A burst of chemicals can be helpful. Good traders seem to produce a lot of hormones, but only for short periods of time. The trouble comes when cortisol remains in the body for extendedperiods. Rational analysis becomes harder, allowing emotional responses to gain the upper hand; risk aversion grows as testosterone production is suppressed. “During a severe bear market,” writes Mr Coates, “the banking and investment community may rapidly develop into aclinical population.”
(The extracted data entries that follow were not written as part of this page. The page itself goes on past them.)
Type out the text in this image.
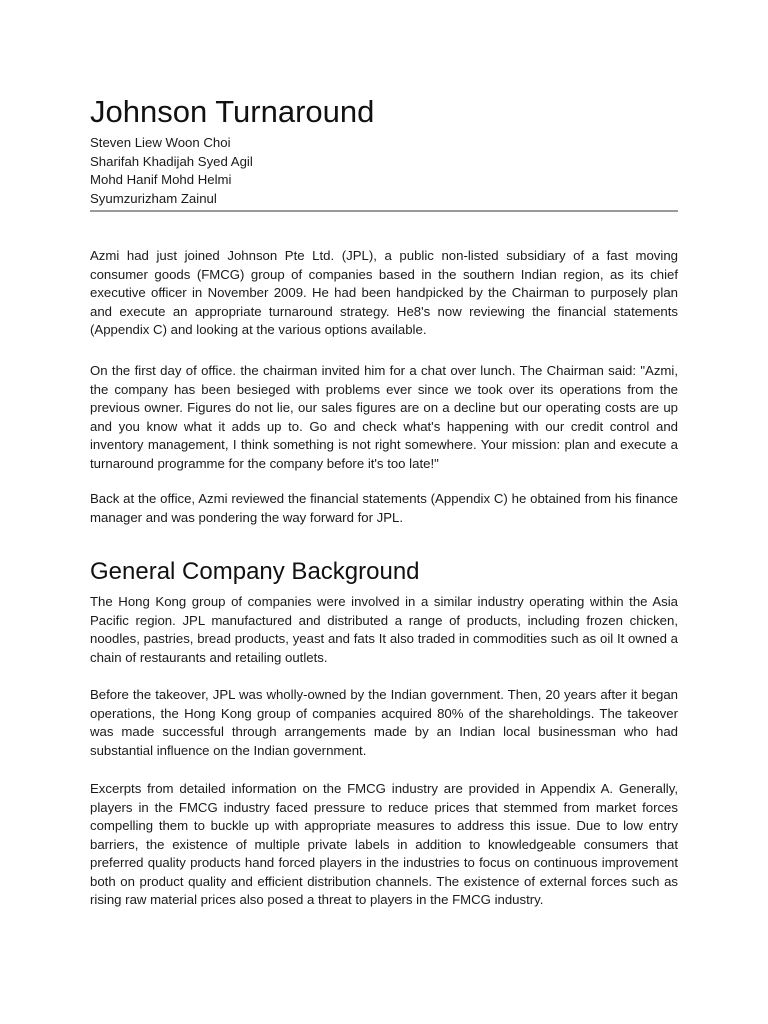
Johnson Turnaround
Steven Liew Woon Choi
Sharifah Khadijah Syed Agil
Mohd Hanif Mohd Helmi
Syumzurizham Zainul

Azmi had just joined Johnson Pte Ltd. (JPL), a public non-listed subsidiary of a fast moving consumer goods (FMCG) group of companies based in the southern Indian region, as its chief executive officer in November 2009. He had been handpicked by the Chairman to purposely plan and execute an appropriate turnaround strategy. He8's now reviewing the financial statements (Appendix C) and looking at the various options available.

On the first day of office. the chairman invited him for a chat over lunch. The Chairman said: "Azmi, the company has been besieged with problems ever since we took over its operations from the previous owner. Figures do not lie, our sales figures are on a decline but our operating costs are up and you know what it adds up to. Go and check what's happening with our credit control and inventory management, I think something is not right somewhere. Your mission: plan and execute a turnaround programme for the company before it's too late!"

Back at the office, Azmi reviewed the financial statements (Appendix C) he obtained from his finance manager and was pondering the way forward for JPL.

General Company Background

The Hong Kong group of companies were involved in a similar industry operating within the Asia Pacific region. JPL manufactured and distributed a range of products, including frozen chicken, noodles, pastries, bread products, yeast and fats It also traded in commodities such as oil It owned a chain of restaurants and retailing outlets.

Before the takeover, JPL was wholly-owned by the Indian government. Then, 20 years after it began operations, the Hong Kong group of companies acquired 80% of the shareholdings. The takeover was made successful through arrangements made by an Indian local businessman who had substantial influence on the Indian government.

Excerpts from detailed information on the FMCG industry are provided in Appendix A. Generally, players in the FMCG industry faced pressure to reduce prices that stemmed from market forces compelling them to buckle up with appropriate measures to address this issue. Due to low entry barriers, the existence of multiple private labels in addition to knowledgeable consumers that preferred quality products hand forced players in the industries to focus on continuous improvement both on product quality and efficient distribution channels. The existence of external forces such as rising raw material prices also posed a threat to players in the FMCG industry.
One answer, he thinks, is to change the chemical make-up of trading floors by hiring more older men and, especially, women. Their bodies release far less testosterone. Women have the same levels of cortisol as men, but their stress response is triggered less by competitive failures and more by problems in their personal lives. That may make them more resilient when the markets turn against them.


Mr Coates’s thesis is not entirely convincing. The experimental data are too scarce and thedistinction he draws between the masculine world of risk-taking traders and the more feminised world of asset managers skips over the fact that many supposedly cautious, long-term investors made poor bets in the boom. But it makes intuitive sense that biological responses inform the mood of the markets. This book puts flesh on that idea.